Profundamente perturbado resolví visitar al oficial Johansen en Oslo. Llegué a Londres, me reembarqué enseguida para la capital de Noruega, y un día de otoño eché pie a tierra en un limpio desembarcadero, a la sombra del Egeberg.
La casa de Johansen, descubrí, estaba situada en la Ciudad Vieja del rey Harold Haardrada, que había conservado el nombre de Oslo durante los siglos en que la ciudad principal adoptara el nombre de Cristianía. Hice el corto viaje en un taxi, y golpeé con el corazón tembloroso la puerta de una casa vieja y limpia de fachada estucada. Salió a recibirme una mujer de cara triste, vestida de negro, quien me comunicó en un inglés vacilante que Gustav Johansen no era ya de este mundo.
No había sobrevivido mucho a su regreso, pues su aventura marina de 1925 le había destrozado la salud. La mujer no sabía más que el público, pero Johansen había dejado un largo manuscrito, que trataba «asuntos técnicos», escrito en inglés con la intención manifiesta de que su esposa no lo entendiese. Mientras paseaba por una callejuela, cerca del muelle de Gothenburg, un paquete de viejos periódicos, salido de la ventana de un altillo, lo golpeó y lo hizo caer. Dos marineros indios lo ayudaron enseguida a levantarse, pero el hombre murió antes de que llegase la ambulancia. Los médicos, incapaces de precisar la causa del deceso, lo habían atribuido a un malestar del corazón y a un debilitamiento general.
Sentí entonces que un oscuro terror, que no me abandonaría hasta que a mí también me fuese acordado el eterno reposo, «accidentalmente» o por otro motivo, me traspasaba los huesos. Habiendo persuadido a la viuda de que mi conocimiento de esos «asuntos técnicos» me autorizaba a poseer el manuscrito, me llevé el documento y comencé a leerlo en el barco que me conducía a Londres.

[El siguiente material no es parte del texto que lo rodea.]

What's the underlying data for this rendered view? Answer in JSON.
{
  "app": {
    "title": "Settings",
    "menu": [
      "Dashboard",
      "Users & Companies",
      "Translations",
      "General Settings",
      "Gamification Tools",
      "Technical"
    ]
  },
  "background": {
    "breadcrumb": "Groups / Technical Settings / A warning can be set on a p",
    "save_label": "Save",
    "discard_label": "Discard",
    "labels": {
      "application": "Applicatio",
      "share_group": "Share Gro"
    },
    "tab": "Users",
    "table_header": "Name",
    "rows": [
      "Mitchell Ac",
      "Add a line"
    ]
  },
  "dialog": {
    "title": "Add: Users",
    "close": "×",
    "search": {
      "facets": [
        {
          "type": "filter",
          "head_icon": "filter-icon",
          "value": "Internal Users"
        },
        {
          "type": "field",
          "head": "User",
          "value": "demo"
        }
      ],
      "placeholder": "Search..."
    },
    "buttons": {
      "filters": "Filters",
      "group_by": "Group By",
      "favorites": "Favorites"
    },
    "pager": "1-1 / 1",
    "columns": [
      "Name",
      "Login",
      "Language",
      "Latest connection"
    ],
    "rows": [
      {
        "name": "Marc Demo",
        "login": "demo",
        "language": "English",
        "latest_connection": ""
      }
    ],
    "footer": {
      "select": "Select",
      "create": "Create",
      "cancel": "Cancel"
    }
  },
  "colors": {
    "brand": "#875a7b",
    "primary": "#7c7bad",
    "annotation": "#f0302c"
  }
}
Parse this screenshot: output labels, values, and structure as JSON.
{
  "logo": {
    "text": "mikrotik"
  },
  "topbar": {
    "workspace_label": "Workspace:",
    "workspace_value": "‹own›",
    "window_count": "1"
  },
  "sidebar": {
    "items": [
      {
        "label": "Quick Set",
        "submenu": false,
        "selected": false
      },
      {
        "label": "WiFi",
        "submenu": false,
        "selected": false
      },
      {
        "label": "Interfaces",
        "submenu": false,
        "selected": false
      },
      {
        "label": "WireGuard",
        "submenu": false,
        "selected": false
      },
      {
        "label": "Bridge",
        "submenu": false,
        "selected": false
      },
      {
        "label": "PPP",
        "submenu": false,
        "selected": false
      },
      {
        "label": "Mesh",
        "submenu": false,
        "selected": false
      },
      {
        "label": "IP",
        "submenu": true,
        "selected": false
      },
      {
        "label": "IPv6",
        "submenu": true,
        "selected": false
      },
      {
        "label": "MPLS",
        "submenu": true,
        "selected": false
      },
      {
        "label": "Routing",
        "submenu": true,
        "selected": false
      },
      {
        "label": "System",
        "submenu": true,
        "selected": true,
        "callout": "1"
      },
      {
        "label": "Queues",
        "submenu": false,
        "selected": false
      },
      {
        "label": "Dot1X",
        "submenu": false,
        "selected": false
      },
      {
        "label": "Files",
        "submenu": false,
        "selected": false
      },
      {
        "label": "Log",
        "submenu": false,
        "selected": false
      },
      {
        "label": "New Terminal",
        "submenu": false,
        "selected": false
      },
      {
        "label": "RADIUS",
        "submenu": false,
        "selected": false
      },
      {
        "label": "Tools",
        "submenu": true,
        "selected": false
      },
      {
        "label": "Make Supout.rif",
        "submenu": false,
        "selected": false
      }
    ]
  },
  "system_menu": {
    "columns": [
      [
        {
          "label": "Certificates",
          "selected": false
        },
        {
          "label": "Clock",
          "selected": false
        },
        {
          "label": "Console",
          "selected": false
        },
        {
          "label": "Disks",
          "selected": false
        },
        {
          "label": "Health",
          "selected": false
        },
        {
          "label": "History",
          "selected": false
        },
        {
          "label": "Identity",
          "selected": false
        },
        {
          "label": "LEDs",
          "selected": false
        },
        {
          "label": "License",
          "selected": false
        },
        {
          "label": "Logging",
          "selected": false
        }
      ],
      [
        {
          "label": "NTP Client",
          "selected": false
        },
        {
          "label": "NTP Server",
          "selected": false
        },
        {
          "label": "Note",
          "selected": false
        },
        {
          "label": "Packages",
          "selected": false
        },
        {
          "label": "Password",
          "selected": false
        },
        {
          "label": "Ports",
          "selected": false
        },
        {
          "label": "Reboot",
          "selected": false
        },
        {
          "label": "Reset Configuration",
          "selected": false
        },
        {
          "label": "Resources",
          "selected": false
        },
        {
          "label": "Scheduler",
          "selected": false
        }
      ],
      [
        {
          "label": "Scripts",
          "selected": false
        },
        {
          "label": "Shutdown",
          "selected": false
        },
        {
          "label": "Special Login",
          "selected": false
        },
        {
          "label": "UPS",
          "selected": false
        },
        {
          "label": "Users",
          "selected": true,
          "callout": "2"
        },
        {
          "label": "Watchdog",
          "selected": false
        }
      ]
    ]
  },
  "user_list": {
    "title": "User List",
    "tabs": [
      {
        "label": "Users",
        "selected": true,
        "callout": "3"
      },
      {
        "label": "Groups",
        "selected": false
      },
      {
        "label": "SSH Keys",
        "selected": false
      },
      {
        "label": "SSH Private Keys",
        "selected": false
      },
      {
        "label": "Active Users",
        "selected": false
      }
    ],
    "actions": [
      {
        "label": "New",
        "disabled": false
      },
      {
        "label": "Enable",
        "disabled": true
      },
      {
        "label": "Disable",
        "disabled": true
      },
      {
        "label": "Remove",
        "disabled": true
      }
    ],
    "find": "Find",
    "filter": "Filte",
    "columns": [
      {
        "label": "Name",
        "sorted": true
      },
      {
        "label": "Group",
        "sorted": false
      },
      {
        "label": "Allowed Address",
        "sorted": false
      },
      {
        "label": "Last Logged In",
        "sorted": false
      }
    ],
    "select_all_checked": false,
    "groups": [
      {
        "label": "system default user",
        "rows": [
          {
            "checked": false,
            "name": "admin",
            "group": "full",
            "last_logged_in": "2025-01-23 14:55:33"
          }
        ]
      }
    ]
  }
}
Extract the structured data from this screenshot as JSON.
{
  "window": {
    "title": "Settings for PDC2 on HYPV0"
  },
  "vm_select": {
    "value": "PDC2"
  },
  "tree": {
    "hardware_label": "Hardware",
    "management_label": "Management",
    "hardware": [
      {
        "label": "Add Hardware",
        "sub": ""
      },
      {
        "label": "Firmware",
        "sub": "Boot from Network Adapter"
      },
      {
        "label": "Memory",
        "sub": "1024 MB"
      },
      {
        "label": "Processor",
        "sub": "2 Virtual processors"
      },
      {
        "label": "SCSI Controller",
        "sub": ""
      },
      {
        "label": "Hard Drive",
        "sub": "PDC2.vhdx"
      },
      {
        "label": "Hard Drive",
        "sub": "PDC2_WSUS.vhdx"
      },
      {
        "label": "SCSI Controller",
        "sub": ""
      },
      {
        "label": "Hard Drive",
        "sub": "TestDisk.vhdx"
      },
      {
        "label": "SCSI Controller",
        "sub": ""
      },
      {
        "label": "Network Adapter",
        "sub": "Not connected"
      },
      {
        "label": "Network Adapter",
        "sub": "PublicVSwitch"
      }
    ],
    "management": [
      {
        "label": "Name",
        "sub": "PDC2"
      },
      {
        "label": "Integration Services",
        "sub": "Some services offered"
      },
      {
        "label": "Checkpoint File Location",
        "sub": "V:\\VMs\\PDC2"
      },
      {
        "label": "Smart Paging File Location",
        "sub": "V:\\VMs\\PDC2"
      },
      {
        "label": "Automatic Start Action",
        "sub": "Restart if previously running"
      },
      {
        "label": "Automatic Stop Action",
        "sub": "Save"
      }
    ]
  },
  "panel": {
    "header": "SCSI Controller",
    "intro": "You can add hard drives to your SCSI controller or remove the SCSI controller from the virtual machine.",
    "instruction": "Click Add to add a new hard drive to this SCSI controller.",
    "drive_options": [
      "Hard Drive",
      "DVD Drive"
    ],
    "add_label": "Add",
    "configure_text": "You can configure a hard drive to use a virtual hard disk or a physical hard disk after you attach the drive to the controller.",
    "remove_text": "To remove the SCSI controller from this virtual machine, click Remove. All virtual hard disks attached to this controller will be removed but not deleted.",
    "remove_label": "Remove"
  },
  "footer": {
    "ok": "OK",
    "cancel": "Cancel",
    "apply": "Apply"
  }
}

Era un relato simple, desordenado; un diario de mar redactado de memoria en que se intentaba recoger día a día aquel último y terrible viaje. No lo transcribiré literalmente a causa de sus oscuridades y redundancias, pero mi resumen bastará para explicar por qué el rumor de las aguas contra los costados del buque se me hizo tan intolerable que tuve que taponarme los oídos.
Johansen, gracias a Dios, no lo sabía todo, aunque vio la ciudad y el monstruo; pero yo ya no podré dormir en paz mientras recuerde el horror que espera emboscado del otro lado de la vida, en el tiempo y el espacio, y aquellas malditas criaturas que vinieron de los astros más antiguos y que sueñan en las profundidades del mar, conocidas y favorecidas por un culto de pesadilla decidido a lanzarlas sobre nuestro planeta cada vez que algún terremoto vuelva a elevar la monstruosa ciudad de piedra al aire y a la luz del sol.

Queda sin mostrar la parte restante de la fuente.